1162.As Far from Land as Possible

Input: grid = [[1,0,1],[0,0,0],[1,0,1]]
Output: 2
Explanation: The cell (1, 1) is as far as possible from all the land with distance 2.

Input: grid = [[1,0,0],[0,0,0],[0,0,0]]
Output: 4
Explanation: The cell (2, 2) is as far as possible from all the land with distance 4.

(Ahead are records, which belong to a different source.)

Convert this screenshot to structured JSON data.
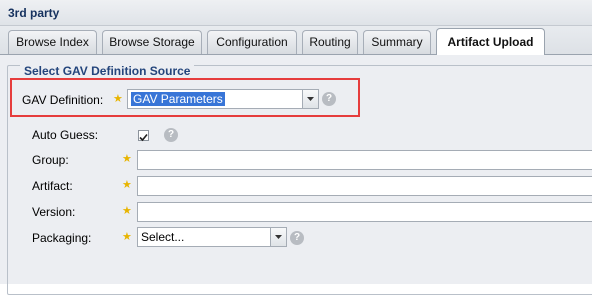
{
  "panel": {
    "title": "3rd party"
  },
  "tabs": [
    {
      "label": "Browse Index"
    },
    {
      "label": "Browse Storage"
    },
    {
      "label": "Configuration"
    },
    {
      "label": "Routing"
    },
    {
      "label": "Summary"
    },
    {
      "label": "Artifact Upload",
      "active": true
    }
  ],
  "form": {
    "legend": "Select GAV Definition Source",
    "gav_definition": {
      "label": "GAV Definition:",
      "value": "GAV Parameters"
    },
    "auto_guess": {
      "label": "Auto Guess:",
      "checked": true
    },
    "group": {
      "label": "Group:",
      "value": ""
    },
    "artifact": {
      "label": "Artifact:",
      "value": ""
    },
    "version": {
      "label": "Version:",
      "value": ""
    },
    "packaging": {
      "label": "Packaging:",
      "value": "Select..."
    }
  },
  "colors": {
    "highlight": "#e63d3d",
    "required_star": "#e8b400",
    "legend_text": "#24457c",
    "selection": "#3875d7"
  },
  "icons": [
    "help-icon",
    "star-icon",
    "dropdown-arrow-icon",
    "checkmark-icon"
  ]
}
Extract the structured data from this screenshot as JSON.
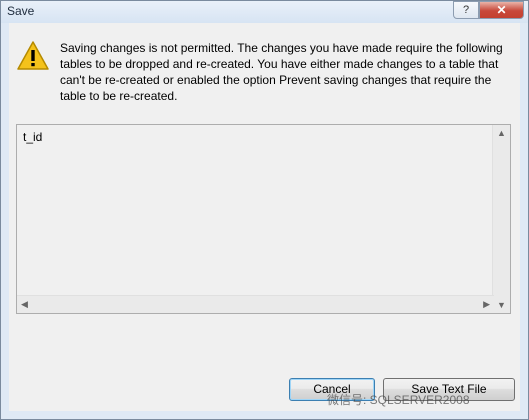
{
  "window": {
    "title": "Save",
    "help_label": "?",
    "close_label": "✕"
  },
  "message": "Saving changes is not permitted. The changes you have made require the following tables to be dropped and re-created. You have either made changes to a table that can't be re-created or enabled the option Prevent saving changes that require the table to be re-created.",
  "details": {
    "content": "t_id"
  },
  "buttons": {
    "cancel": "Cancel",
    "save_text_file": "Save Text File"
  },
  "watermark": "微信号: SQLSERVER2008"
}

function masDistance(grid) {
  const lands = [];
  for (let i = 0; i < grid.length; i++) {
    for (let j = 0; j < grid[0].length; j++) {
      if (grid[i][j] === 1) lands.push([i, j]);
    }
  }
  // 全部都是陸地的時候，回傳 -1
  if (lands.length === grid.length * grid[0].length) return -1;
  const isInbounds = (i, j) => i >= 0 && i < grid.length && j >= 0 && j < grid[0].length;

  let max = 0;
  while (lands.length) {
    const [x, y] = lands.shift();
    const neighbors = [
      [x - 1, y],
      [x + 1, y],
      [x, y - 1],
      [x, y + 1],
    ];
    for (const [i, j] of neighbors) {
      if (isInbounds(i, j) && grid[i][j] === 0) {
        grid[i][j] = grid[x][y] + 1;
        lands.push([i, j]);
        max = Math.max(max, grid[i][j]);
      }
    }
  }

  return max - 1;
}

class Solution {
public:
    int maxDistance(vector<vector<int>>& grid) {
        int n = grid.size();
        queue<pair<int, int>> q;
        for (int i = 0; i < n; i++) {
            for (int j = 0; j < n; j++) {
                if (grid[i][j] == 1) q.push({i, j});
            }
        }
        int dirs[5] = {0, 1, 0, -1, 0};
        if (q.size() == n * n) return -1;
        int ans = -1;
        while (!q.empty()) {
            int num = q.size();
            for (int i = 0; i < num; i++) {
                auto [x, y] = q.front();
                q.pop();
                for (int t = 0; t < 4; t++) {
                    int cx = x + dirs[t], cy = y + dirs[t+1];
                    if (cx < 0 || cx >= n || cy < 0 || cy >= n) continue;
                    if (grid[cx][cy] == 1) continue;
                    grid[cx][cy] = 1;
                    q.push({cx, cy});
                }
            }
            ans++;
        }
        return ans;
    }
};

class Solution {
public:
    int maxDistance(vector<vector<int>>& grid) {
        int n = grid.size();
        vector<vector<int>> dp(n, vector<int>(n, 0));
        for (int i = 0; i < n; i++) {
            for (int j = 0; j < n; j++) {
                if (grid[i][j] == 1) continue;
                dp[i][j] = SHRT_MAX;
                if (i > 0) dp[i][j] = min(dp[i][j], dp[i-1][j] + 1);
                if (j > 0) dp[i][j] = min(dp[i][j], dp[i][j-1] + 1);
            }
        }
        int ans = 0;
        for (int i = n - 1; i >= 0; i--) {
            for (int j = n - 1; j >= 0; j--) {
                if (grid[i][j] == 1) continue;
                if (i + 1 < n) dp[i][j] = min(dp[i][j], dp[i+1][j] + 1);
                if (j + 1 < n) dp[i][j] = min(dp[i][j], dp[i][j+1] + 1);
                ans = max(ans, dp[i][j]);
            }
        }
        return (ans == 0 || ans == SHRT_MAX) ? -1 : ans;
    }
};